Seulement 20 % d’Européens associent contrefaçon et médicaments

Écrit par © Filactu le . Rubrique: Chiffres et indicateurs

Une enquête réalisée par happycurious pour Sanofi * auprès de 5 010 personnes en France, Allemagne, Italie, Espagne et Angleterre met en lumière une perception limitée des Européens vis-à-vis de la contrefaçon de médicaments.

« Le grand public n’est pas suffisamment informé de l’existence des médicaments falsifiés et des risques qu’il peut prendre dans certaines situations d’achats. Les médicaments falsifiés représentent un véritable danger pour la santé des patients. Ils peuvent par exemple ne pas contenir la même quantité de substance active que le médicament authentique ou ne pas répondre aux exigences de qualité, d’efficacité et de sécurité des traitements authentiques », souligne le Dr Caroline Atlani, Directrice coordination anti-contrefaçon au sein du Groupe Sanofi. « 77 % des personnes interrogées estiment ne pas être suffisamment informées sur la contrefaçon de médicaments. Ces résultats confortent la nécessité de continuer nos actions de lutte contre la contrefaçon de médicaments, notamment en sensibilisant le grand public. »

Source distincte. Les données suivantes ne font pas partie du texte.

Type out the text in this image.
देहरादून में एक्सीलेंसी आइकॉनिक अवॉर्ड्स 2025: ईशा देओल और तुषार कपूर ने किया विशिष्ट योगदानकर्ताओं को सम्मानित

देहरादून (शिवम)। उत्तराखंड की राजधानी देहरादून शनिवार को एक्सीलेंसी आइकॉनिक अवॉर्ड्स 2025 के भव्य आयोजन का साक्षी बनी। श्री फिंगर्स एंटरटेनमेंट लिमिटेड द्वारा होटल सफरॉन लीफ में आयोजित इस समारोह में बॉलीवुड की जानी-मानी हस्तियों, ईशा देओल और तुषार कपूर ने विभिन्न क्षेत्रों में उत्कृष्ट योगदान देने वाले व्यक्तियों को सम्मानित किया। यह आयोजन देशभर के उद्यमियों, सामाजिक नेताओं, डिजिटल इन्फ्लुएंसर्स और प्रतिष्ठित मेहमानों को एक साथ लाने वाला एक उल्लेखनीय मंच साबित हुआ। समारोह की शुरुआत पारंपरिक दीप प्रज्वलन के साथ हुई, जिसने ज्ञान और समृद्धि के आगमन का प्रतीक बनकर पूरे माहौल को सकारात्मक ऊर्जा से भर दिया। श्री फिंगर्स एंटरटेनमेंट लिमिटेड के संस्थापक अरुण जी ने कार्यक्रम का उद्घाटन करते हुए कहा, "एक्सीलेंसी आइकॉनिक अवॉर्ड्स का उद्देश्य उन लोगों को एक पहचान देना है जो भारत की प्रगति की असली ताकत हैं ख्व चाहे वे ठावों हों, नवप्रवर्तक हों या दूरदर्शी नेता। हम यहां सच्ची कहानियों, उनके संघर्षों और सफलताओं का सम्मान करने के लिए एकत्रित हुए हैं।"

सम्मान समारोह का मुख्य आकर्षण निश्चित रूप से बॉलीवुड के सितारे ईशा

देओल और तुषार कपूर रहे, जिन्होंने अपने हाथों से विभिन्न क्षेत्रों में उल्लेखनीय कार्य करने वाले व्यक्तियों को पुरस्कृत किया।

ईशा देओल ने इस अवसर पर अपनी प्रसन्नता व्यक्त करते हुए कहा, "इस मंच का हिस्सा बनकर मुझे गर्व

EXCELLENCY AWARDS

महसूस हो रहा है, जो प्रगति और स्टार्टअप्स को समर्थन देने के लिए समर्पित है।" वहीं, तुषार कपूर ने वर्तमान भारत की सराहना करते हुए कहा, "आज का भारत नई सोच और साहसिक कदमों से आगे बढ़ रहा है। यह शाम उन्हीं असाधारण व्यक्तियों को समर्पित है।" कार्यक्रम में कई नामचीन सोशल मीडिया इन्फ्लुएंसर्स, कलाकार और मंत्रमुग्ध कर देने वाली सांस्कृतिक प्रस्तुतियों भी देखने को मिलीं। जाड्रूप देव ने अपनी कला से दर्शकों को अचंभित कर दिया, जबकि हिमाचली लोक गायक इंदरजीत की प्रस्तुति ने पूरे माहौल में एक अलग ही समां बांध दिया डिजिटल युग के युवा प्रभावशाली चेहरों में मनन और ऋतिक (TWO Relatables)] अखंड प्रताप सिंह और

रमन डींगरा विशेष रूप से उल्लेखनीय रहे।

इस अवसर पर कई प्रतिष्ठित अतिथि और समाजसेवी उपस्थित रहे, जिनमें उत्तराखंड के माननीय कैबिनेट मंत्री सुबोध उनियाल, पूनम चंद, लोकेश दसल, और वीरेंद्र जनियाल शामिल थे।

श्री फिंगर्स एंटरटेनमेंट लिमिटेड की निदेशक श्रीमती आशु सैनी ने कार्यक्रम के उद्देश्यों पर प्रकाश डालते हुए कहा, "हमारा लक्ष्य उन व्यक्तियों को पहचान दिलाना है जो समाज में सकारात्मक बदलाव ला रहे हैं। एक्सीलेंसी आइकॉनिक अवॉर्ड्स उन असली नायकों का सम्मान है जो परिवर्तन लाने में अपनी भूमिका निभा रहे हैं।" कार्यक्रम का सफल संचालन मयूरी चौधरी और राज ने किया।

Les Européens ont une connaissance limitée de la contrefaçon

Les Européens interrogés sont peu nombreux à associer la notion de « contrefaçon » aux médicaments (20 %). Ce sont les Français et les Allemands qui sont les plus sensibilisés, alors qu’en Espagne, les répondants semblent moins concernés par la question. Dans l’esprit des personnes interrogées, la contrefaçon est généralement associée à l'univers du luxe et des grandes marques de vêtements.

Tandis qu’une majorité d’entre elles (66 %) a déjà entendu parler de la contrefaçon de médicaments, les personnes interrogées semblent démunies en termes d’information sur la question des faux médicaments : 77 % déclarent ne pas être suffisamment informées ou en situation de méconnaissance du sujet. 84 % des personnes interrogées déclarent n’avoir jamais vu ni identifié de faux médicament.

La notion de DANGER autour des faux médicaments est consensuelle dans la mesure où 96 % des Européens estiment que les faux médicaments peuvent être ou sont certainement dangereux.

Exposition potentielle aux faux médicaments : Internet d’abord, puis les voyages

La perception de la dangerosité des médicaments falsifiés se cristallise autour de l’achat de médicaments en ligne puisque 90 % des personnes interrogées citent Internet comme première source potentielle de diffusion de faux médicaments.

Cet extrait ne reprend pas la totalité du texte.